From a MultiChoice perspective, the net effect is that they are selling off 26% of the economic interest in the South African company, along with 15% in Orbicom. But the thing that isn’t clear is whether there will be any change to the economic relationship between the South African company and the holding company e.g. in terms of transfer pricing or how payments for content work. Hopefully, the presence of sophisticated investors alongside the broad-based scheme will bring some protection here.


Weaver Fintech’s trading statement shows you exactly why I’m long (JSE: WVR)

I think the BNPL strategy has a long runway

Here’s a very good example of how Unlock the Stock works for me in practice. Aside from being a wonderful part of my ecosystem and business model and giving you access to management that would usually only be reserved for institutional investors and analysts, it’s also part of how I do my own research. After all, where do you think some of the questions on the platform come from?

After Weaver Fintech (at the time still called HomeChoice) presented on Unlock the Stock, I was sold on the BNPL strategy. I had seen what I needed to see. I bought shares and today I’m up 25% on that position. Lovely.

The latest trading statement certainly hasn’t dampened my enthusiasm for this growth story. For the six months to June, they expect HEPS to be up by between 40% and 50%. That means HEPS of between 275.7 cents and 295.3 cents.

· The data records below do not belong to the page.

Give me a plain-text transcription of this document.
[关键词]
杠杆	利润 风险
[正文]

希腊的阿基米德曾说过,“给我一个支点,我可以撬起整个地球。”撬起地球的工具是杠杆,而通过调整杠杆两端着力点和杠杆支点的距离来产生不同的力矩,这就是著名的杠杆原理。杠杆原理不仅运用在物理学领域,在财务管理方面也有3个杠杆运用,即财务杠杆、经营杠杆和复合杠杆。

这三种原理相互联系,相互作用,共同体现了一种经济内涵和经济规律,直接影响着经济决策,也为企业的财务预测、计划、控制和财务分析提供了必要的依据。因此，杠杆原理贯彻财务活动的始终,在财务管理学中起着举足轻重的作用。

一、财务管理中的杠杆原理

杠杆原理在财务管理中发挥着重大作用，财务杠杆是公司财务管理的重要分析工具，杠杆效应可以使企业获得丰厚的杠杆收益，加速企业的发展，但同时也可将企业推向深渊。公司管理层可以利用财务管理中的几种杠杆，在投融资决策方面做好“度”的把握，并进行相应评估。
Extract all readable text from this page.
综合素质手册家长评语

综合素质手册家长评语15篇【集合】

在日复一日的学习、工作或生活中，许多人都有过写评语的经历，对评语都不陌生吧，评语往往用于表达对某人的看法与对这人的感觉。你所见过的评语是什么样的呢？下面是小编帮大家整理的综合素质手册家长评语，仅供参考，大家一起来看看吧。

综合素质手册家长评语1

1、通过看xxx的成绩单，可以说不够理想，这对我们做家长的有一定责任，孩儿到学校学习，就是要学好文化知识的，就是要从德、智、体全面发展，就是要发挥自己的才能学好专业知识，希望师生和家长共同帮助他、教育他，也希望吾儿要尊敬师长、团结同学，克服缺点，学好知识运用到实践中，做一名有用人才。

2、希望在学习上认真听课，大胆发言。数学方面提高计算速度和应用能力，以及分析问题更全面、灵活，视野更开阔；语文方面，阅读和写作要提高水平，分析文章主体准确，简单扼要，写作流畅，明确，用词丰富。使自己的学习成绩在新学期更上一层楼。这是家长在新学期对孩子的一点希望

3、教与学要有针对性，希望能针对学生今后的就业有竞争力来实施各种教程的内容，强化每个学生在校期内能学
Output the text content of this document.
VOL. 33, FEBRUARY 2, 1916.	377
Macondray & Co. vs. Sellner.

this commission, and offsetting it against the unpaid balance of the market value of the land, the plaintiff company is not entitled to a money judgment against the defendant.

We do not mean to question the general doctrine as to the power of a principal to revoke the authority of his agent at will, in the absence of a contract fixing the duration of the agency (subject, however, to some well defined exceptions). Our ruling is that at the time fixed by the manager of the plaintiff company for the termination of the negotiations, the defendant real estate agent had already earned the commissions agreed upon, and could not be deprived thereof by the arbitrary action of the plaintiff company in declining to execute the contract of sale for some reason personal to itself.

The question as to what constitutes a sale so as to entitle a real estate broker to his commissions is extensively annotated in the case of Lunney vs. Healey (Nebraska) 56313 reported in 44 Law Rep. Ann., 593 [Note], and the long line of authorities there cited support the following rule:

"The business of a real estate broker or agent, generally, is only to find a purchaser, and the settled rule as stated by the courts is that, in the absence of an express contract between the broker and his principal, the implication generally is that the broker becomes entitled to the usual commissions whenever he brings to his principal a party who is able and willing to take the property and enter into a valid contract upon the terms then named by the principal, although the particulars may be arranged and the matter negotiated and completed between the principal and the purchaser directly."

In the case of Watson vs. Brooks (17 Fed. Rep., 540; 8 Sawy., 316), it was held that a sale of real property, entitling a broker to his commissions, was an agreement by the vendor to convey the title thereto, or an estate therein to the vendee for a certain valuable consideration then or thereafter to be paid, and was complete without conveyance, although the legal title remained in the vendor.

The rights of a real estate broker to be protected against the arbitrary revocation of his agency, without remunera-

If we take the extremely simplified approach of just annualising the midpoint, we get to forward earnings of 571 cents. At the current share price, that’s a forward P/E multiple of 6.5x.

For growth of 40% to 50%? Thanks, I’ll stay long. And I’ll be smiling even more if they get some liquidity in this share price to reduce the bid-offer spread, which looks more like bid-now-pay-later than anything else.


Nibbles:

  • Director dealings:
    • A director of Naspers (JSE: NPN) disposed of R240 million in shares to cover taxes and “other related costs” – whatever those might be, while retaining roughly R55 million worth of shares. Great wealth is created in the market by executives who are in the right company at the right time.
    • An executive director of Hosken Consolidated Investments (JSE: HCI) sold shares in the company worth R2.8 million.
  • With the closing date for the Primary Health Properties (JSE: PHP) offer to Assura (JSE: AHR) shareholders set for 12th August, they are sitting on acceptances from holders of just 1.22% of securities in Assura. Institutional investors do tend to leave their options open until the last minute, so the expectations is for a flurry of acceptances to come in at the end of the offer period.
  • It doesn’t look like Silverpoint Capital is planning to hang around on the Pepkor (JSE: PPH) register in the aftermath of the Ibex (previously Steinhoff) disposal. They’ve reduced their stake from 8.51% to 4.45%. As a special situations / distressed debt investor, this makes sense. The goal would never have been to hold Pepkor shares for any length of time.